A critical security flaw has been discovered in Meta’s Llama large language model (LLM) framework, tracked as CVE-2024-50050, which could potentially allow an attacker to execute arbitrary code. The vulnerability, with a CVSS score of 6.3, resides in the deserialization of untrusted data within the Llama Stack component. Specifically, the flaw is located in the Python Inference API implementation, which uses the pickle serialization format, an unsafe method that could allow remote code execution (RCE) if exploited. The flaw was found to be particularly dangerous when the ZeroMQ socket is exposed, allowing attackers to send crafted malicious data that, when deserialized, could lead to arbitrary code execution on the host machine.
The vulnerability was disclosed to Meta on September 24, 2024, and was addressed with a patch on October 10, 2024. Meta’s fix involved changing the serialization format from pickle to JSON, eliminating the risk associated with untrusted data deserialization. While the flaw affected Meta’s Llama model, which is widely used for artificial intelligence applications, it also highlights the ongoing risk of deserialization vulnerabilities across different AI frameworks.
These flaws can be used to inject malicious code into vulnerable systems, potentially compromising the integrity of AI-driven services.

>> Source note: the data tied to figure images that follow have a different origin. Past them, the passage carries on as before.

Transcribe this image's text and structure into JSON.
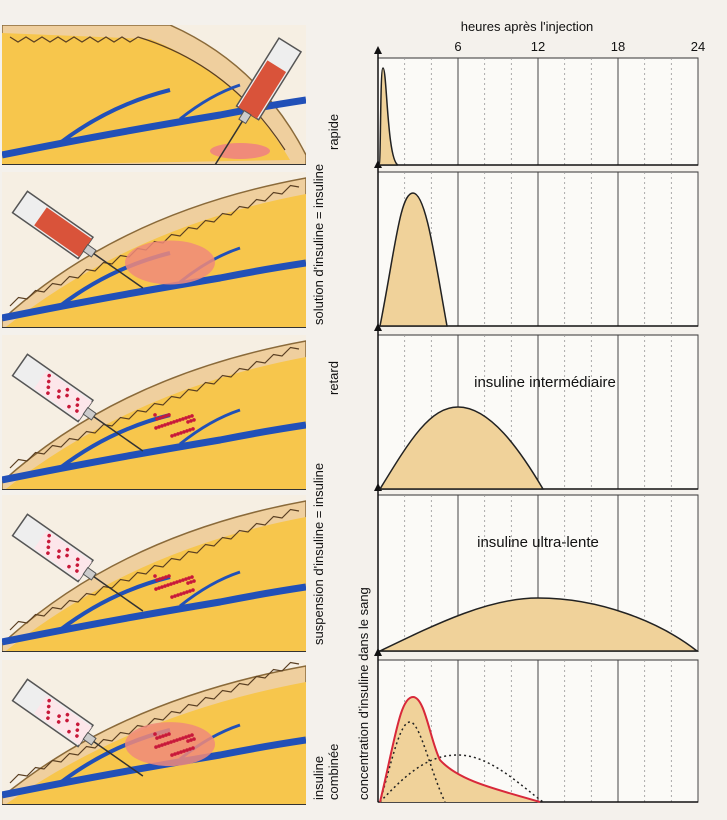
{
  "x_axis": {
    "title": "heures après l'injection",
    "xlim": [
      0,
      24
    ],
    "xticks": [
      6,
      12,
      18,
      24
    ],
    "minor_grid": [
      2,
      4,
      8,
      10,
      14,
      16,
      20,
      22
    ]
  },
  "y_axis": {
    "title": "concentration d'insuline dans le sang"
  },
  "labels": {
    "rapid": [
      "solution d'insuline = insuline",
      "rapide"
    ],
    "retard": [
      "suspension d'insuline = insuline",
      "retard"
    ],
    "combined": [
      "insuline",
      "combinée"
    ]
  },
  "chart_labels": {
    "intermediate": "insuline intermédiaire",
    "ultra_slow": "insuline ultra-lente"
  }
}
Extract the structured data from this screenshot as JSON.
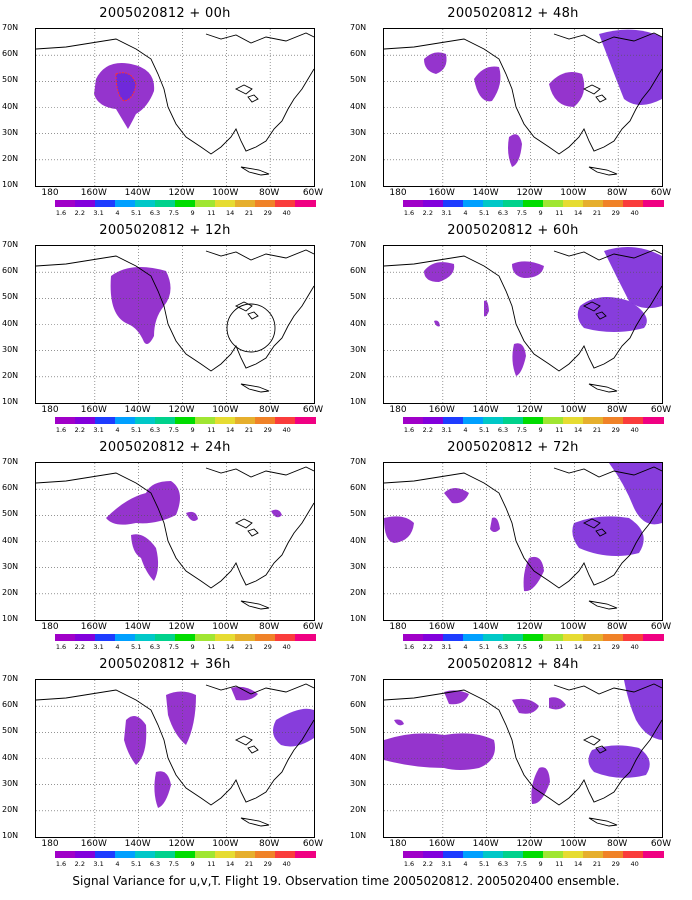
{
  "caption": "Signal Variance for u,v,T. Flight 19. Observation time 2005020812. 2005020400 ensemble.",
  "lat_labels": [
    "70N",
    "60N",
    "50N",
    "40N",
    "30N",
    "20N",
    "10N"
  ],
  "lon_labels": [
    "180",
    "160W",
    "140W",
    "120W",
    "100W",
    "80W",
    "60W"
  ],
  "colorbar": {
    "labels": [
      "1.6",
      "2.2",
      "3.1",
      "4",
      "5.1",
      "6.3",
      "7.5",
      "9",
      "11",
      "14",
      "21",
      "29",
      "40"
    ],
    "colors": [
      "#a000c8",
      "#8200dc",
      "#1e3cff",
      "#00a0ff",
      "#00c8c8",
      "#00d28c",
      "#00dc00",
      "#a0e632",
      "#e6dc32",
      "#e6af2d",
      "#f08228",
      "#fa3c3c",
      "#f00082"
    ]
  },
  "panels": [
    {
      "id": "p00",
      "title": "2005020812 + 00h",
      "col": 0,
      "row": 0
    },
    {
      "id": "p48",
      "title": "2005020812 + 48h",
      "col": 1,
      "row": 0
    },
    {
      "id": "p12",
      "title": "2005020812 + 12h",
      "col": 0,
      "row": 1
    },
    {
      "id": "p60",
      "title": "2005020812 + 60h",
      "col": 1,
      "row": 1
    },
    {
      "id": "p24",
      "title": "2005020812 + 24h",
      "col": 0,
      "row": 2
    },
    {
      "id": "p72",
      "title": "2005020812 + 72h",
      "col": 1,
      "row": 2
    },
    {
      "id": "p36",
      "title": "2005020812 + 36h",
      "col": 0,
      "row": 3
    },
    {
      "id": "p84",
      "title": "2005020812 + 84h",
      "col": 1,
      "row": 3
    }
  ]
}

The Llama vulnerability is part of a growing trend of deserialization flaws in AI frameworks, including similar issues discovered in TensorFlow’s Keras framework in August 2024. These vulnerabilities, commonly referred to as “deserialization flaws,” allow attackers to exploit weak points in how data is handled and processed by the systems. As the AI landscape grows, these kinds of vulnerabilities are becoming increasingly common, especially as frameworks like Meta’s Llama and TensorFlow are integrated into critical applications and services.
In addition to the vulnerability in Llama, other high-severity flaws have been disclosed in AI-powered systems. For instance, a flaw in OpenAI’s ChatGPT crawler has been found to facilitate distributed denial-of-service (DDoS) attacks against websites by exploiting improperly handled HTTP requests. Researchers have also warned that AI models, while improving the speed and effectiveness of cyberattacks, can also be integrated into the attack lifecycle in increasingly sophisticated ways. With AI models evolving rapidly, security researchers emphasize the importance of staying ahead of potential threats to mitigate future risks to AI infrastructures.